摘要： 具备推理能力的大语言模型通过输出长思维链来解决难题，但为此付出了高昂的延迟、GPU 时间和能源成本。粗略观察其推理过程可以发现，其中存在大量的重述、验证和循环自省。然而，这些深思熟虑中究竟有多少是真正必要的，此前从未在大规模范围内进行过测量，也未从第一性原理上得到解释。

This paper closes both gaps. We formalise reasoning redundancy directly in terms of the reasoning model itself: the redundancy of a correct trace is the largest fraction of its trailing segmented steps that can be truncated while $\pi$, forced to terminate thinking and emit a final answer, still produces the correct answer.

本文填补了这两项空白。我们直接根据推理模型本身对推理冗余进行了形式化定义：一个正确推理轨迹的冗余度，是指在其末尾分段步骤中，在强制模型 $\pi$ 停止思考并输出最终答案的情况下，仍能保持正确答案所能截断的最大比例。

A large-scale quantification across four frontier reasoning models and two mathematical benchmarks shows that step-level redundancy is consistently high — between 61% and 93% across the 8 (model, benchmark) conditions we study, with the median critical prefix equal to a single segmented step in six of the eight conditions — that the finding is robust to the choice of judge family, and that although $\rho$ decreases with problem difficulty on MATH-500, all four models remain substantially redundant ($\rho \in [46%, 85%]$) even on the hardest Level-5 problems.

通过对四个前沿推理模型和两个数学基准测试的大规模量化分析显示，步骤级的冗余度始终很高——在我们研究的 8 种（模型、基准）条件下，冗余度在 61% 到 93% 之间；在 8 种条件中的 6 种里，中位数关键前缀仅为一个分段步骤。这一发现对于不同评估者家族的选择具有稳健性；此外，尽管在 MATH-500 数据集上 $\rho$ 值随问题难度增加而下降，但所有四个模型即使在最难的 Level-5 问题上，依然保持了显著的冗余性（$\rho \in [46%, 85%]$）。

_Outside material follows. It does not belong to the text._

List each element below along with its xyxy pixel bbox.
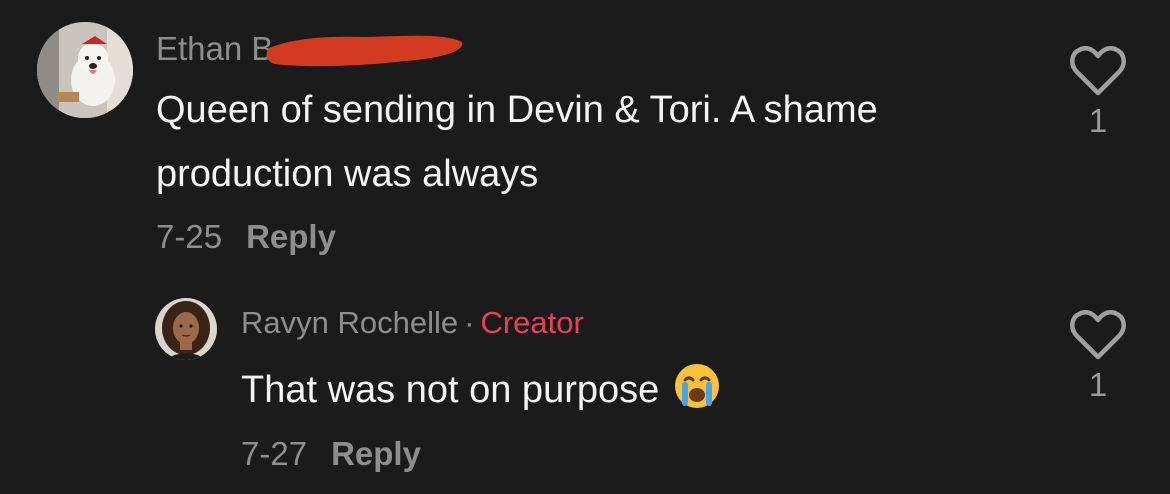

We then prove that this redundancy is a structural consequence of length-agnostic outcome rewards, not a model-specific artefact: under any such reward, no finite expected stopping time is optimal. The result holds regardless of RL algorithm, base model, data distribution, or whether the policy is obtained via RL or distillation; over-thinking is therefore not a bug to be patched in individual models but a structural property of how current reasoning models are trained.

随后我们证明，这种冗余是与长度无关的结果奖励（length-agnostic outcome rewards）所导致的结构性后果，而非特定模型的产物：在任何此类奖励机制下，不存在最优的有限期望停止时间。该结论不依赖于强化学习算法、基础模型、数据分布，也不论策略是通过强化学习还是蒸馏获得；因此，“过度思考”并非单个模型中需要修复的漏洞，而是当前推理模型训练方式的一种结构性属性。